Senate Bill 76: A School Defunding Formula Bill?

Sharon Ward |

The Senate Finance Committee did not take up Senate Bill 76 this week, a positive sign. The committee held a hearing on April 30 to consider an amendment that was supposed to fix the problems with the legislation, but the amendment had the opposite effect, raising even more questions about the impact of the bill on schools, communities, and businesses.

SB 76 is known by its supporters as the property tax elimination bill. But it needs a new name, one that more accurately describes both its intent and its impact: the public school decimation bill is one, or maybe the school defunding formula bill.

The case for the devastating impact of this bill on public school funding was made eloquently this week by the people who are in the trenches, representatives for the school boards and superintendents trying to hold together school budgets under the most trying of circumstances.

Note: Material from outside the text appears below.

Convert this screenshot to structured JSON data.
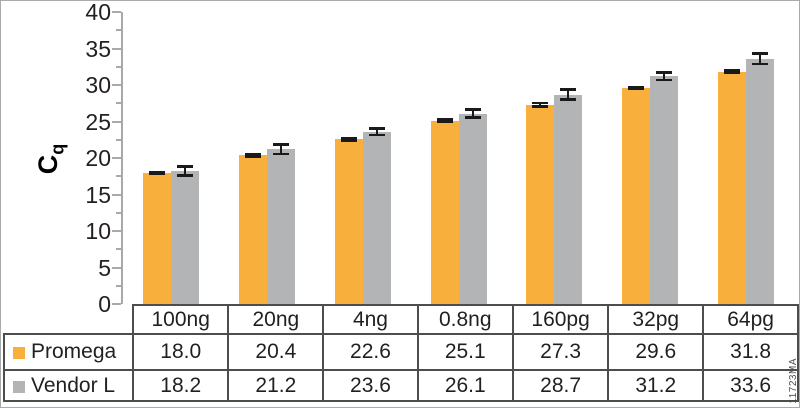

Their op-ed in the Harrisburg Patriot-News highlighted the biggest problem with SB 76:

Would the tax mix proposed in SB 76 properly fund public education? The simple answer is “no” according to the Pennsylvania Independent Fiscal Office (IFO).

They make the obvious point that no one likes to pay property taxes and that school boards and superintendents don’t enjoy asking for them. But without a well-funded system of education, there is no economic progress, for kids or for the state.

They make a number of other great points:

  • Federal income taxes would rise for the nearly 2 million Pennsylvanians who have claimed a state/local tax deduction on their federal taxes.
  • Individuals will pay more in sales taxes on a host of goods and services.
  • Inequities in school funding would be locked in, forever.

They point out that the real culprit is the small state share of overall school funding. When the state kicks in only 34% of education costs rather than the 50% that was promised (and that so many other states manage to provide) local property owners are forced to pay more.

What we need is a school funding formula with appropriate funding, not a school defunding formula.

So far, state lawmakers seem to be doing the responsible thing, asking hard questions about SB 76 and not advancing the bill. But unless public school advocates speak out, as Nathan Mains, Jim Buckheit, Jay Himes, and Joe Bard did, that could change.